Addendum (topic upgraded from comments): Felix Grant just reminded me of our conversation a while back of Farmer's story Mother, from Strange Relations. In The Lovers, Farmer had introduced one example of a strange reproductive biology, in which mimicry is achieved by the mother literally "photographing" the father at the moment of conception. Strange Relations is a story collection not so much about sex as about human encounters with other unusual reproductive biologies. Mother, for instance, tells of a mother-dominated man who survives a starship crash, but finds himself literally returning to the womb when he is trapped inside the comfortable interior of the sessile female breeding stage (the "Mother") of an alien life-form that relies on non-sessile creatures ("mobiles") for food and pollination-style fertilisation.
- Ray


  1. Well ... I missed the obituaries, or would have done if I'd not fropped by here.

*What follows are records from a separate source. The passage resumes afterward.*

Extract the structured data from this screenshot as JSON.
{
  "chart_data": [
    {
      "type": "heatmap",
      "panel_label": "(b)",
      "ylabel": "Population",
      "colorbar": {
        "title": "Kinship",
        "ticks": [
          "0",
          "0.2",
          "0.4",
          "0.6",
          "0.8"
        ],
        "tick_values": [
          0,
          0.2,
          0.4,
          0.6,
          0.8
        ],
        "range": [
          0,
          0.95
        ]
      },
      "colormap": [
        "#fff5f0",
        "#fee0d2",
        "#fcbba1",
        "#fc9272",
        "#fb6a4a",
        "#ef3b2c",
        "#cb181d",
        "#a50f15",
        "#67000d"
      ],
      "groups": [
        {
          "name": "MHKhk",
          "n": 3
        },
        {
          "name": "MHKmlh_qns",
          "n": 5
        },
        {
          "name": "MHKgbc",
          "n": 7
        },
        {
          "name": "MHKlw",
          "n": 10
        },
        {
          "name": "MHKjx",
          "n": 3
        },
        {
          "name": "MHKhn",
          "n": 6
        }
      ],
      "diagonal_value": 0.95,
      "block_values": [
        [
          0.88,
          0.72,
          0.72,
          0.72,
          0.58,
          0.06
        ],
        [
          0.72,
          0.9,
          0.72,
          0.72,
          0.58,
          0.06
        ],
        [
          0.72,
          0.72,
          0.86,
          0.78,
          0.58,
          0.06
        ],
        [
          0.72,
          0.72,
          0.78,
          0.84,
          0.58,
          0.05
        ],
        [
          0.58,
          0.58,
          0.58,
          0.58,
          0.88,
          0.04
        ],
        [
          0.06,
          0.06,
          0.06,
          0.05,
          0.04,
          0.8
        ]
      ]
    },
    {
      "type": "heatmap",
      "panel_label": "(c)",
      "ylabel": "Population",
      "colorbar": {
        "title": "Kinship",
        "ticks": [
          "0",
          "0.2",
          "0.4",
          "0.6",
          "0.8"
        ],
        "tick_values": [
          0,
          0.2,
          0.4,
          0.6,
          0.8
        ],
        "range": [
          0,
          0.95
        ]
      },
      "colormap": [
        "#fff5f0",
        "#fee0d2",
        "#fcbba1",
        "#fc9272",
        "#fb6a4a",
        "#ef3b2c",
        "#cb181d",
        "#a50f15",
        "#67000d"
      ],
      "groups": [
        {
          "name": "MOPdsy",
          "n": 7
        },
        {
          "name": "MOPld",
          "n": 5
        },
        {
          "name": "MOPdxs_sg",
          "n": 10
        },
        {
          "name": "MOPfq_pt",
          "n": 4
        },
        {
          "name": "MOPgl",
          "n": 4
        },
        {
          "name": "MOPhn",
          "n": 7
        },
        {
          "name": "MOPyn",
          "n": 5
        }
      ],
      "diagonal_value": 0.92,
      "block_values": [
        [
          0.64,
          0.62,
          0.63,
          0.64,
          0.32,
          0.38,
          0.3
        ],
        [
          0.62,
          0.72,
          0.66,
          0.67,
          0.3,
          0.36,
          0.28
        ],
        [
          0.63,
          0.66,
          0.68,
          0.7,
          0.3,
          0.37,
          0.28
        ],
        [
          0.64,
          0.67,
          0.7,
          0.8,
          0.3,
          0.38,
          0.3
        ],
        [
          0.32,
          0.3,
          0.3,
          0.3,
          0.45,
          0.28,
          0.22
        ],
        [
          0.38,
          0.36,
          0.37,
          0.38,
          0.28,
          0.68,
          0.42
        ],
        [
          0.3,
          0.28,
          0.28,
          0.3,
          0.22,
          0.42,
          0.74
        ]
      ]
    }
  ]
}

    After your pointer to "Mother", following my query last July about a half remembered story, I bought a volume containing Strange relations together with The lovers and Flesh. I've been enjoying it ever since.

    Thank you, again, Sensei :-)

  2. Actually I'm amazed at how remarkably dense I've been, to only just have noticed that Strange Relations is a pun on the multiple meanings of "relations" (i.e. family members / relationships / ways of relating).